Book Life After Death

    Book Details:
  • Author : Richard Bessel
  • Publisher : Cambridge University Press
  • Release : 2003-05-05
  • ISBN : 9780521009225
  • Pages : 380 pages

Download or read book Life After Death written by Richard Bessel and published by Cambridge University Press. This book was released on 2003-05-05 with total page 380 pages. Available in PDF, EPUB and Kindle. Book excerpt: This book offers a novel approach to the cultural and social history of Europe after the Second World War.

Book Higher Education

Download or read book Higher Education written by and published by . This book was released on 1961 with total page 458 pages. Available in PDF, EPUB and Kindle.

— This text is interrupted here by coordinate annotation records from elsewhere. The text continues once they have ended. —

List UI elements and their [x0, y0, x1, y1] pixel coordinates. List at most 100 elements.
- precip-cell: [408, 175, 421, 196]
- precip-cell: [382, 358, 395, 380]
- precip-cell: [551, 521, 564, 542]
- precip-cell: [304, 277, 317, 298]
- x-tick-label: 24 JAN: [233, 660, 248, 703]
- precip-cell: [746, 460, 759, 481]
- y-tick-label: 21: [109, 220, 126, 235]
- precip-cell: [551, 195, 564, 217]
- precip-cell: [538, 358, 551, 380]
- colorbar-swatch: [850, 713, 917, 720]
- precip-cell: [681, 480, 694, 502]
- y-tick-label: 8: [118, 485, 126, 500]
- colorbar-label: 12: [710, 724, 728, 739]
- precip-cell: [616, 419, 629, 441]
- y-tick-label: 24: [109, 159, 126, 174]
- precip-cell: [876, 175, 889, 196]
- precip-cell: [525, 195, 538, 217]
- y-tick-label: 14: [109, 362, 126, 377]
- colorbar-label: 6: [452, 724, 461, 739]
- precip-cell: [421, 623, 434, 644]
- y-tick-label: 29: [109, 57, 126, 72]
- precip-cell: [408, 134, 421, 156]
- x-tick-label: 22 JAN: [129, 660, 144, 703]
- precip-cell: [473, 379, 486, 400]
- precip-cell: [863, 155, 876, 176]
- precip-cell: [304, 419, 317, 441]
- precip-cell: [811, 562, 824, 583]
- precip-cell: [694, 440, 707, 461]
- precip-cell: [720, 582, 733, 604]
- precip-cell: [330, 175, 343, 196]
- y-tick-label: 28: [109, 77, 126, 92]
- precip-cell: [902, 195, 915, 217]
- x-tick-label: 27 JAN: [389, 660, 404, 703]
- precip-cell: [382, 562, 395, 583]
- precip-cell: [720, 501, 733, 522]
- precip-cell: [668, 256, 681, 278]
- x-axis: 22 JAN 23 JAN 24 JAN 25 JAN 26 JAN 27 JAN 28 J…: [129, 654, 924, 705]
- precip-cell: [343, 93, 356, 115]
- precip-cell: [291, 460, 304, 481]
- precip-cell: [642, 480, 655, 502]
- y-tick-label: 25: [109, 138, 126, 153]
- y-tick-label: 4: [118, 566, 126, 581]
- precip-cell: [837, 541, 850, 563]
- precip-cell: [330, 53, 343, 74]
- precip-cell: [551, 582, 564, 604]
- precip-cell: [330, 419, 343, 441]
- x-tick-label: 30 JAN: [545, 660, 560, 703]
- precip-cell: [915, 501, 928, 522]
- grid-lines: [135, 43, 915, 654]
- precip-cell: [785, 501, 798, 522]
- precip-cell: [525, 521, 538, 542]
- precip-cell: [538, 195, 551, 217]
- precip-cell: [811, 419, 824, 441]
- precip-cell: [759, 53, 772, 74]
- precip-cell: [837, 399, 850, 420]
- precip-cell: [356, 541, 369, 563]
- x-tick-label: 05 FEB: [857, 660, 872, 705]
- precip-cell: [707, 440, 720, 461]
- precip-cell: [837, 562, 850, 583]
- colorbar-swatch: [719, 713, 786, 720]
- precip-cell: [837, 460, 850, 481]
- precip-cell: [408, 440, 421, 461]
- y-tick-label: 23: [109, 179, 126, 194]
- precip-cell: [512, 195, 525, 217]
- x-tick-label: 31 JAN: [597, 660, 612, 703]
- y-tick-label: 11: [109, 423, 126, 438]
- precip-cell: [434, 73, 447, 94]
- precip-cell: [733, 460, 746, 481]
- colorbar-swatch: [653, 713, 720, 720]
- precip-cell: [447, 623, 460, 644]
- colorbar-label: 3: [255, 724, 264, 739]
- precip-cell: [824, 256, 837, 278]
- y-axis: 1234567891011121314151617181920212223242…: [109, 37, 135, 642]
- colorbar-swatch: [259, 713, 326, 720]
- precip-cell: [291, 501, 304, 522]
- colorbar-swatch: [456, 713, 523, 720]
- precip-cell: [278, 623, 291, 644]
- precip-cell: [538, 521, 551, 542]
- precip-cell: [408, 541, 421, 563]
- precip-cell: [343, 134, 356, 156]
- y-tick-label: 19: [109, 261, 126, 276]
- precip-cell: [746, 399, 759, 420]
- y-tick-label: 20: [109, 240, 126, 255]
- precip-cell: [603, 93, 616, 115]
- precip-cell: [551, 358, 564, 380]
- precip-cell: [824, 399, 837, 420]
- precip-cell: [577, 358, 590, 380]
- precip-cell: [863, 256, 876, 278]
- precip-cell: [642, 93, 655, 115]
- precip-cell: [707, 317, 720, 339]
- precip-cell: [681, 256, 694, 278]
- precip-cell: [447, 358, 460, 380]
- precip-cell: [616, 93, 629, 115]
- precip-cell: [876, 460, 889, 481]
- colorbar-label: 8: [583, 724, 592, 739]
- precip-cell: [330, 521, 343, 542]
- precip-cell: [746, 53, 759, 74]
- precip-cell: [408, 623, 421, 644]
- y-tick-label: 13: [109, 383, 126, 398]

Book excerpt:

Book The Math of Life and Death

Download or read book The Math of Life and Death written by Kit Yates and published by Simon and Schuster. This book was released on 2021-04-27 with total page 288 pages. Available in PDF, EPUB and Kindle. Book excerpt: "Few of us really appreciate the full power of math--the extent to which its influence is not only in every office and every home, but also in every courtroom and hospital ward. In this ... book, Kit Yates explores the true stories of life-changing events in which the application--or misapplication--of mathematics has played a critical role: patients crippled by faulty genes and entrepreneurs bankrupted by faulty algorithms; innocent victims of miscarriages of justice; and the unwitting victims of software glitches"--Publisher marketing.